Calculate your USAF Physical Fitness Assessment score for the 1.5-mile run, push-ups, sit-ups, and waist measurement. Scoring by age group and gender.

## What this calculates

The Air Force Physical Fitness Assessment (PFA) evaluates four components: 1.5-mile run, push-ups, sit-ups, and waist measurement. Enter your results to calculate your component scores and overall composite score.

## Inputs

- **Gender** — options: Male, Female
- **Age Group** — options: Under 25, 25-29, 30-34, 35-39, 40-44, 45-49, 50-54, 55-59, 60+
- **1.5-Mile Run Time** (minutes) — min 6, max 25 — Total time in minutes (e.g., 11.5 = 11 min 30 sec)
- **Push-ups (1 minute)** — min 0, max 100 — Number of push-ups completed in 1 minute
- **Sit-ups (1 minute)** — min 0, max 100 — Number of sit-ups completed in 1 minute
- **Waist Circumference** (in) — min 20, max 50 — Measured at the navel level

## Outputs

- **Run Score** — Points earned for the 1.5-mile run (max 60)
- **Push-up Score** — Points earned for push-ups (max 10)
- **Sit-up Score** — Points earned for sit-ups (max 10)
- **Waist Score** — Points earned for waist measurement (max 20)
- **Total Score** — Composite fitness score
- **Rating** — formatted as text — Overall fitness assessment rating

## Details

The USAF PFA uses a 100-point composite scoring system with four components weighted differently:

- **1.5-Mile Run**: Up to 60 points (the most heavily weighted component)
- **Waist Circumference**: Up to 20 points
- **Push-ups (1 minute)**: Up to 10 points
- **Sit-ups (1 minute)**: Up to 10 points

A minimum composite score of 75 is required to pass, with all individual components also having minimum standards.
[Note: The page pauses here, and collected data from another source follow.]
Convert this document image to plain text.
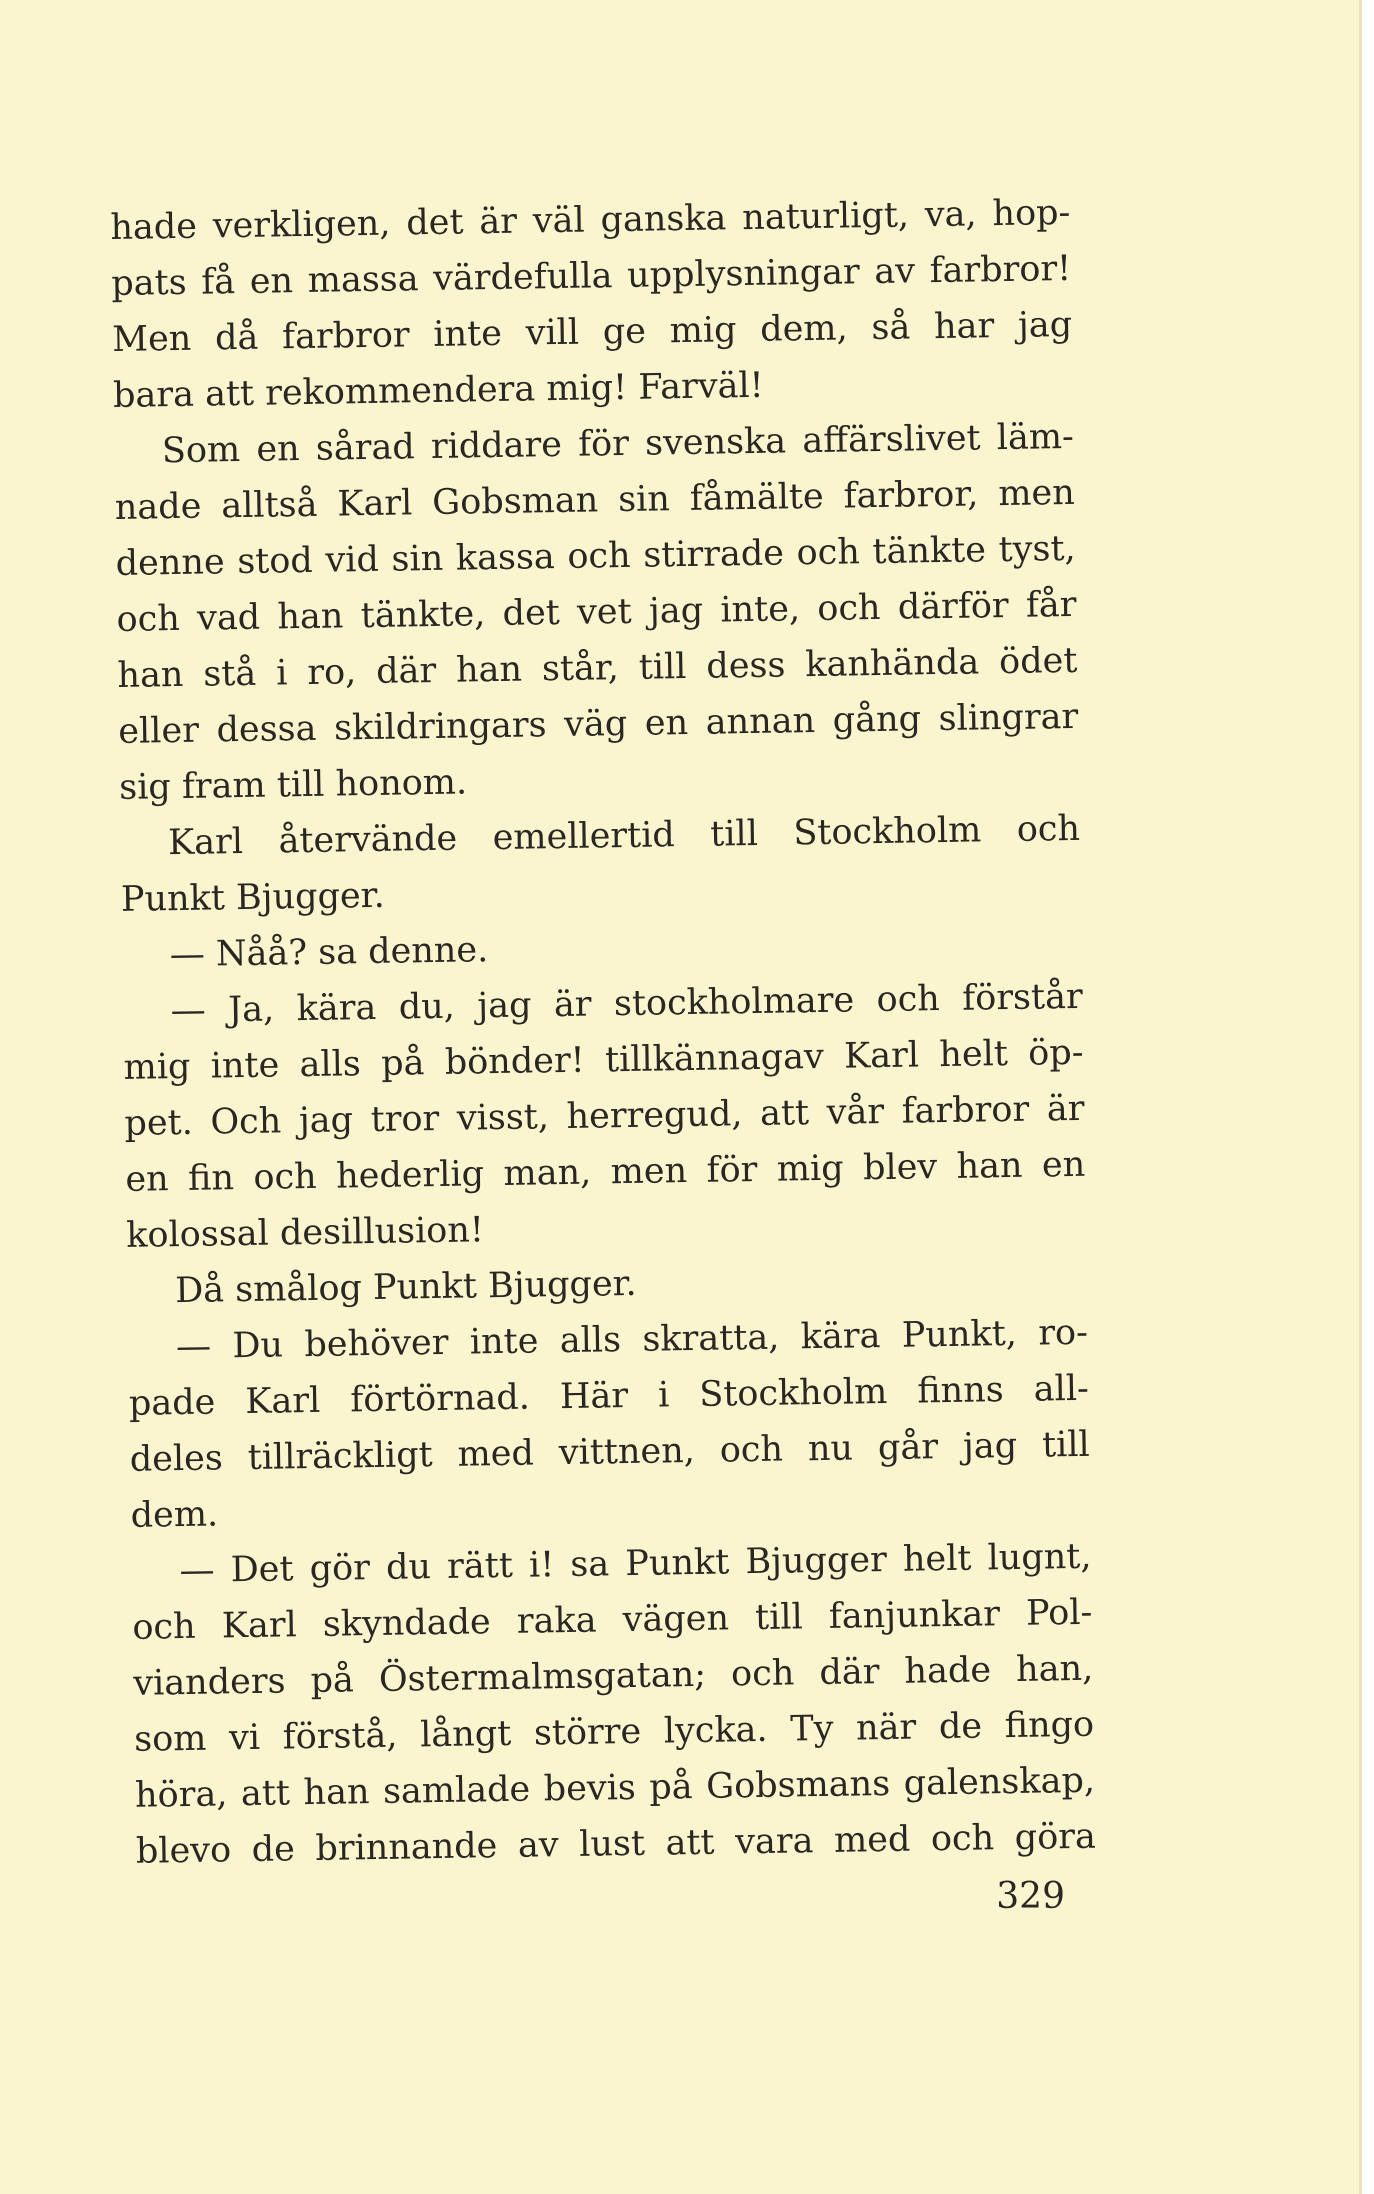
hade verkligen, det är väl ganska naturligt, va, hop-
pats få en massa värdefulla upplysningar av farbror!
Men då farbror inte vill ge mig dem, så har jag
bara att rekommendera mig! Farväl!
Som en sårad riddare för svenska affärslivet läm-
nade alltså Karl Gobsman sin fåmälte farbror, men
denne stod vid sin kassa och stirrade och tänkte tyst,
och vad han tänkte, det vet jag inte, och därför får
han stå i ro, där han står, till dess kanhända ödet
eller dessa skildringars väg en annan gång slingrar
sig fram till honom.
Karl återvände emellertid till Stockholm och
Punkt Bjugger.
— Nåå? sa denne.
— Ja, kära du, jag är stockholmare och förstår
mig inte alls på bönder! tillkännagav Karl helt öp-
pet. Och jag tror visst, herregud, att vår farbror är
en fin och hederlig man, men för mig blev han en
kolossal desillusion!
Då smålog Punkt Bjugger.
— Du behöver inte alls skratta, kära Punkt, ro-
pade Karl förtörnad. Här i Stockholm finns all-
deles tillräckligt med vittnen, och nu går jag till
dem.
— Det gör du rätt i! sa Punkt Bjugger helt lugnt,
och Karl skyndade raka vägen till fanjunkar Pol-
vianders på Östermalmsgatan; och där hade han,
som vi förstå, långt större lycka. Ty när de fingo
höra, att han samlade bevis på Gobsmans galenskap,
blevo de brinnande av lust att vara med och göra
329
The scoring tables are adjusted by age group and gender to account for physiological differences.

For the run, the standards become progressively more lenient with age. A male under 25 needs to run 1.5 miles in under 13:36 to meet the minimum, while a male aged 50-54 gets up to 15:33. Maximum points require roughly a 9:12 run for younger males.
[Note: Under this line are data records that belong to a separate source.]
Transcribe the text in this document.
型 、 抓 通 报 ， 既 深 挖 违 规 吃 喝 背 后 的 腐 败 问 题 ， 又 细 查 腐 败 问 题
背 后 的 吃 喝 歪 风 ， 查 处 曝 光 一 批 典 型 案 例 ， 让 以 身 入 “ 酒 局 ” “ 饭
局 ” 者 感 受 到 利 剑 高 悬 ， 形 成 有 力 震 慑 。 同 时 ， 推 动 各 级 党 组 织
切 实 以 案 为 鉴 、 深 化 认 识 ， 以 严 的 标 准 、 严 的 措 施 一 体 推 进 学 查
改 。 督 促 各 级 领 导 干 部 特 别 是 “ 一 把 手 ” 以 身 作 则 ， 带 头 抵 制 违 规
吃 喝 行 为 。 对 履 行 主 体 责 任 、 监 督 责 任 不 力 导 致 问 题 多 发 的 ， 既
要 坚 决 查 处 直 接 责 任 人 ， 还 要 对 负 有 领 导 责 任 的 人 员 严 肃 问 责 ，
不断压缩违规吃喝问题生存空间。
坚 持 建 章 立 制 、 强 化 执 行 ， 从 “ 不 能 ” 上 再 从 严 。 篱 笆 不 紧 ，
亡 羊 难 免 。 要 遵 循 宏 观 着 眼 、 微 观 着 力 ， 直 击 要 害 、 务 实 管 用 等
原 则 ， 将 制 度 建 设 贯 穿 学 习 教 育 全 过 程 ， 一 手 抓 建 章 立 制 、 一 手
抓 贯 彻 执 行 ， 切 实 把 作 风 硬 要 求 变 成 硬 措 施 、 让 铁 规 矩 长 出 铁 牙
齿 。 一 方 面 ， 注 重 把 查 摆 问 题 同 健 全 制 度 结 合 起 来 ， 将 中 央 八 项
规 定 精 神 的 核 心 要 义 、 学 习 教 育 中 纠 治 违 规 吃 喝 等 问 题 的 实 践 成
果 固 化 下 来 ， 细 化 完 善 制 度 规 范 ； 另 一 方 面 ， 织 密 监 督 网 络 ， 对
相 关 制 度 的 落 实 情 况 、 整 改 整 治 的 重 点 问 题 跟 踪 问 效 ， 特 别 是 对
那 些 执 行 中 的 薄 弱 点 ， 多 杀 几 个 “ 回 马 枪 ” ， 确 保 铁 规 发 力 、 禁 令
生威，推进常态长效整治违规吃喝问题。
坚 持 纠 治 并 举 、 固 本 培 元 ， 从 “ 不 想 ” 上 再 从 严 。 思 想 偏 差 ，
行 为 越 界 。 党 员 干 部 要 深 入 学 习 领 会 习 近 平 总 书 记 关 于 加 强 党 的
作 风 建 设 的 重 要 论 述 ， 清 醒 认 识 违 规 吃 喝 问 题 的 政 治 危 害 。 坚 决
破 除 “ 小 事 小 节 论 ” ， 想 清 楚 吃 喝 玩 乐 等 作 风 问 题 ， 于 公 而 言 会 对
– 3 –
The waist measurement component has been a subject of debate, but it remains part of the assessment as a measure of body composition. The waist is measured at the navel level with the tape snug but not compressing.

**Note:** This calculator uses a simplified scoring model based on published USAF PFA tables. For official scoring, always refer to the current Air Force Instruction (AFI 36-2905) or your unit fitness program manager. Scoring tables are updated periodically.

## Frequently Asked Questions

**Q: What score do I need to pass the Air Force PT test?**

A: You need a minimum composite score of 75 out of 100 to pass the PFA. Additionally, you must meet minimum standards in each individual component. An Excellent rating requires 90 or above. Members who score below 75 are considered unsatisfactory and will be placed on a fitness improvement program. The exact minimum standards per component vary by age group and gender.

**Q: How often is the Air Force PT test conducted?**

A: Active duty Air Force members are assessed at least once per year. Those who score Excellent (90+) may be assessed only once every 12 months. Members who score Satisfactory (75-89.9) are tested every 6-12 months depending on the current policy. Members who fail are retested after completing a fitness improvement program, typically within 90 days.

**Q: Can I pass without the waist measurement?**

A: The waist measurement is currently worth up to 20 points. Some exemptions may be available through medical waiver, but this depends on current Air Force policy. If you are exempt from the waist component, the remaining components are rescored on a different scale. Check the current AFI 36-2905 for the most up-to-date exemption policies.

**Q: How can I improve my 1.5-mile run time?**

A: Since the run is worth 60% of your total score, improving it has the biggest impact. Run at least 3-4 times per week, mixing easy runs (conversational pace) with interval training. A proven workout is 6-8 x 400m repeats at your goal pace with 90-second rest. Gradually increase weekly mileage to build endurance. Most people can improve their 1.5-mile time by 1-2 minutes over 8-12 weeks of consistent training.